Multi-physics core analysis and verification of NuScale reactor with coupling PARCS/RELAP

•For the Nuscale reactor, the neutronic and thermal–hydraulic aspects of the previously proposed core arrangement were investigated.•Parcs and RELAP codes were utilized to perform a coupled thermal-neutronic core calculation.•A comparison was made between Monte Carlo and deterministic approaches for core calculations.•During the first cycle, the significant parameters for the proposed Nuscale core were reported. The attractiveness of small modular reactors (SMR) lies in high safety, simplicity of design, reduced siting costs, etc.The NuScale is considered one of the unique SMR reactors due to design advantages such as the immersion of the containment vessel in the reactor pool, natural circulation cooling mechanism, integrated loop, and flexibility of its safety functions for up to 72 h after severe accidents.

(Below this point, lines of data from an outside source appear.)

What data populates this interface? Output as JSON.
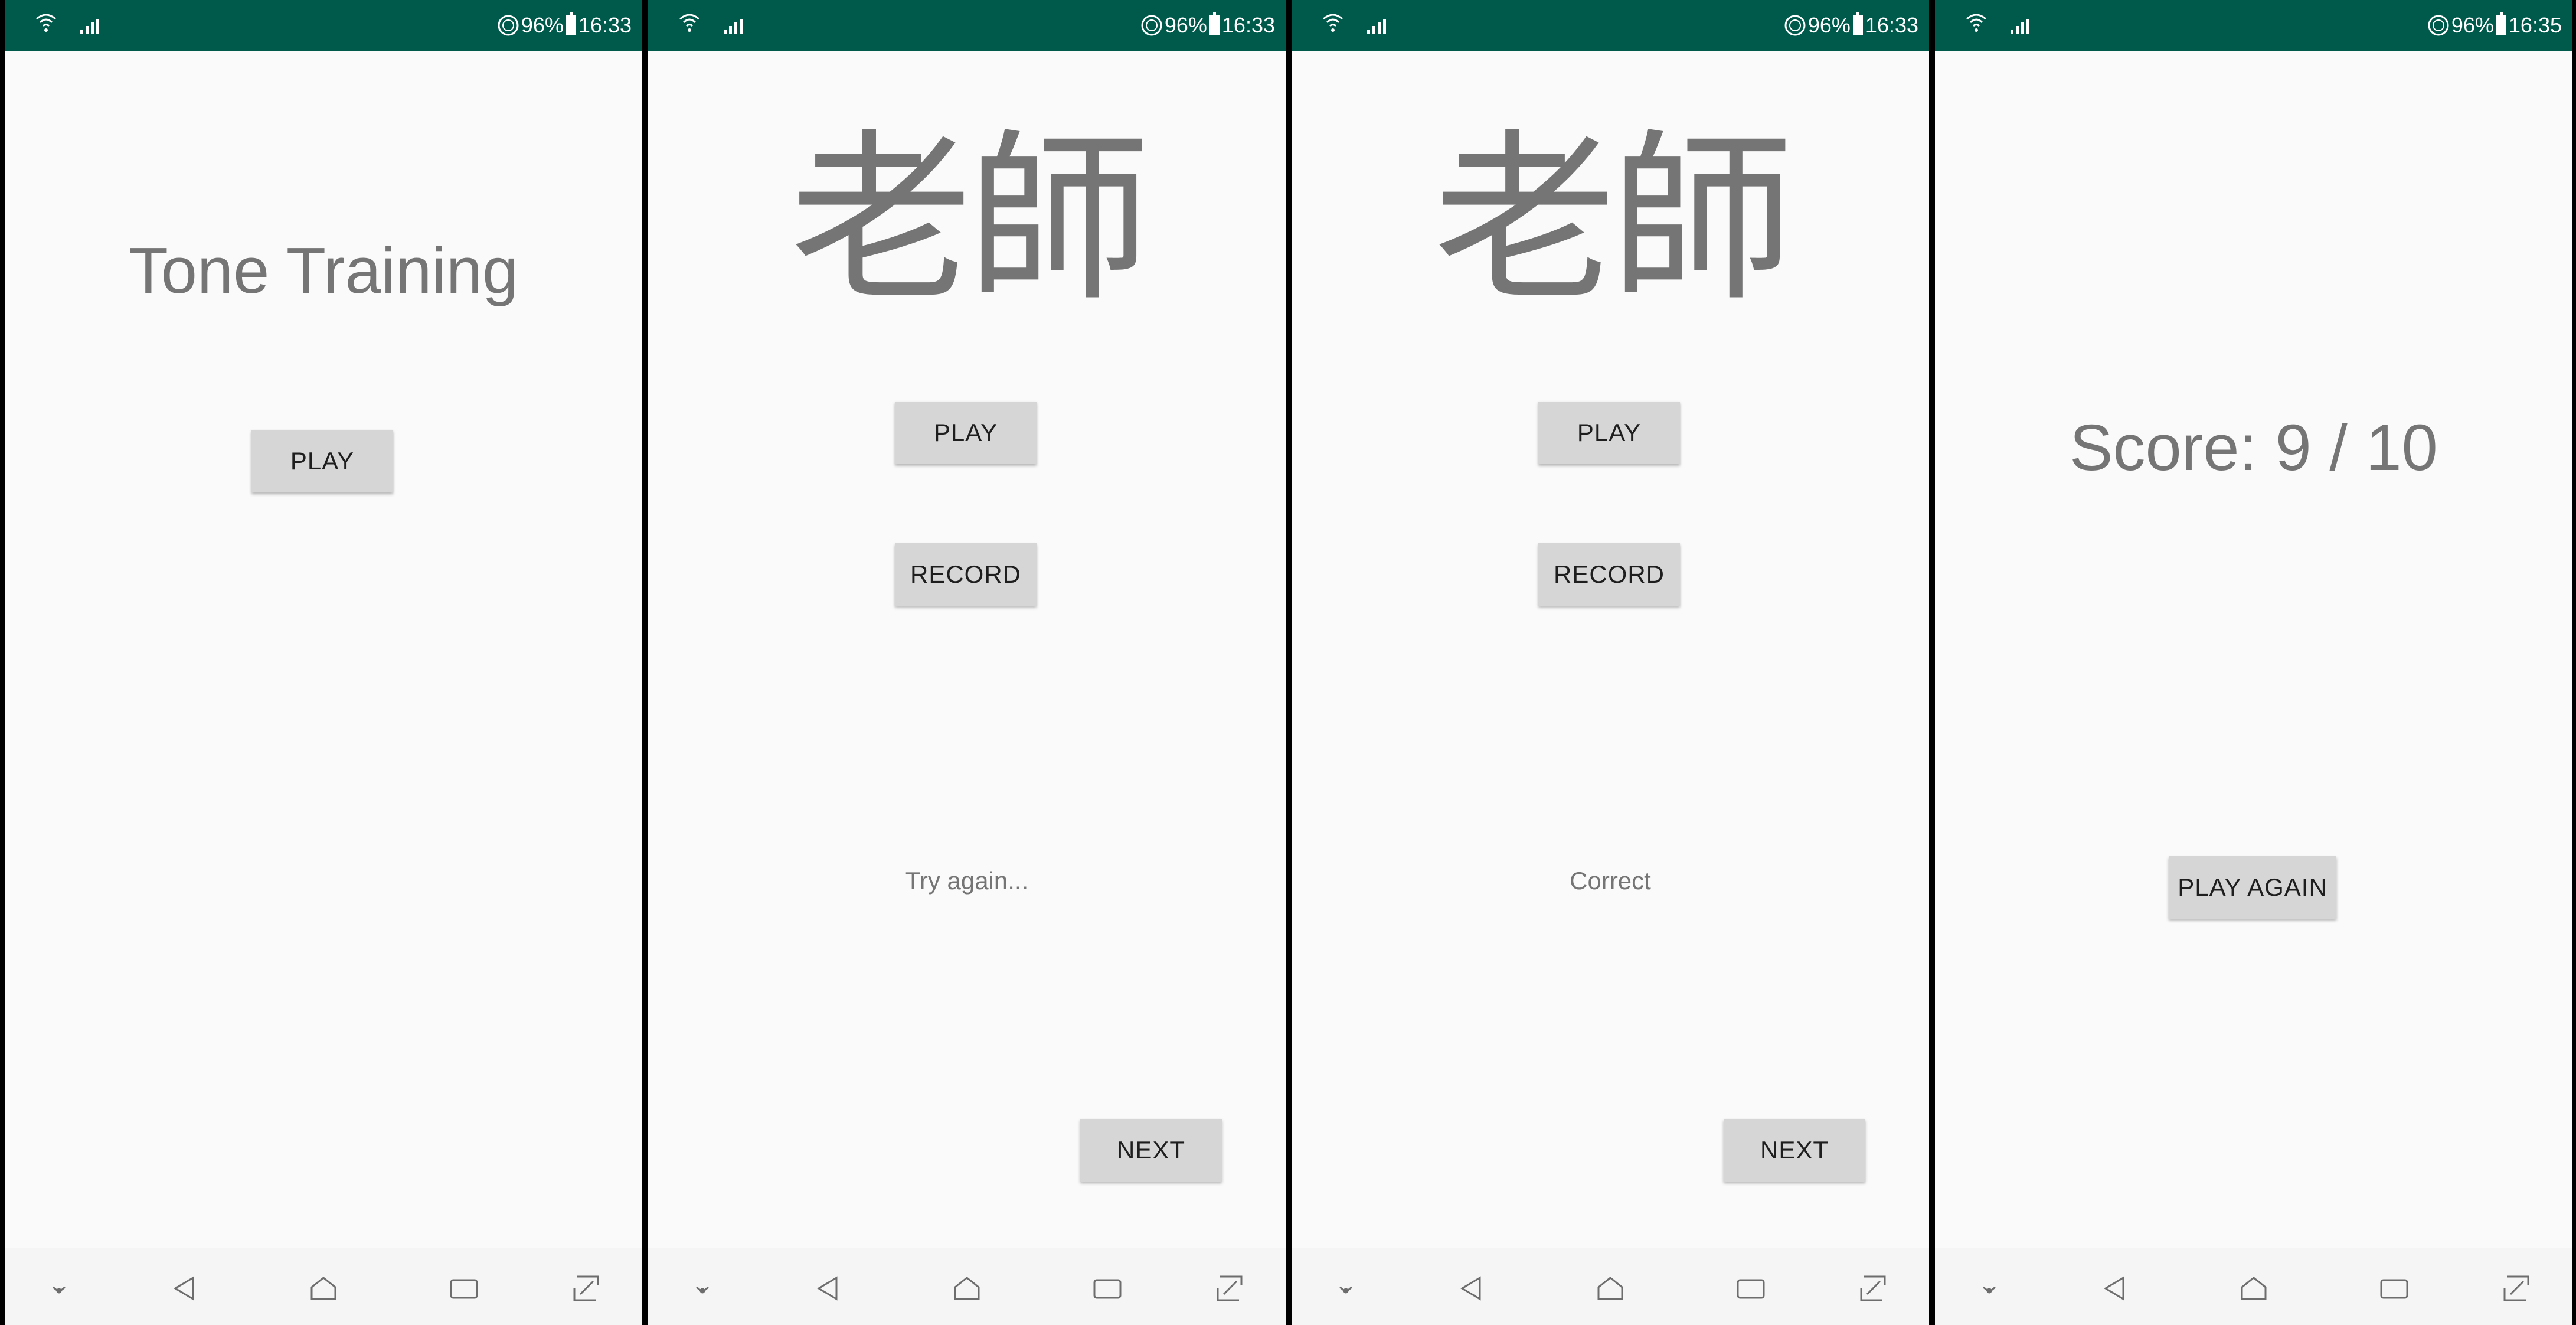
{
  "screens": [
    {
      "status": {
        "battery": "96%",
        "time": "16:33"
      },
      "title": "Tone Training",
      "buttons": {
        "play": "PLAY"
      }
    },
    {
      "status": {
        "battery": "96%",
        "time": "16:33"
      },
      "character": "老師",
      "buttons": {
        "play": "PLAY",
        "record": "RECORD",
        "next": "NEXT"
      },
      "feedback": "Try again..."
    },
    {
      "status": {
        "battery": "96%",
        "time": "16:33"
      },
      "character": "老師",
      "buttons": {
        "play": "PLAY",
        "record": "RECORD",
        "next": "NEXT"
      },
      "feedback": "Correct"
    },
    {
      "status": {
        "battery": "96%",
        "time": "16:35"
      },
      "score": "Score: 9 / 10",
      "buttons": {
        "play_again": "PLAY AGAIN"
      }
    }
  ],
  "colors": {
    "status_bar": "#005a4c",
    "background": "#fafafa",
    "button": "#d6d6d6",
    "text_gray": "#757575"
  },
  "icons": {
    "status": [
      "wifi-icon",
      "signal-icon",
      "sync-icon",
      "battery-icon"
    ],
    "nav": [
      "hide-nav-icon",
      "back-icon",
      "home-icon",
      "recents-icon",
      "screenshot-icon"
    ]
  }
}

Investigating the neutronic and thermal–hydraulic parameters of a reactor is one of the concerns of nuclear-reactor designers because such parameters play an essential role in the design process and safety assessment. Therefore, in the present study, the internal coupling capability of the PARCS and RELAP codes has been used to analyze the multi-physics parameters of the core and loop of the NuScale reactor. The DRAGON5 code was used to perform lattice calculations and prepare the PMAXS library for PARCS. The code-by-code verification of lattice and core calculations was carried out by the MCNP code. Multiplication factor, power distribution, fuel and moderator feedback coefficients, and other thermal–hydraulic parameters were calculated under a steady-state condition. Burnup calculations have also been performed to investigate the fuel cycle parameters. The results show an acceptable accuracy in comparison with the NuScale reported data.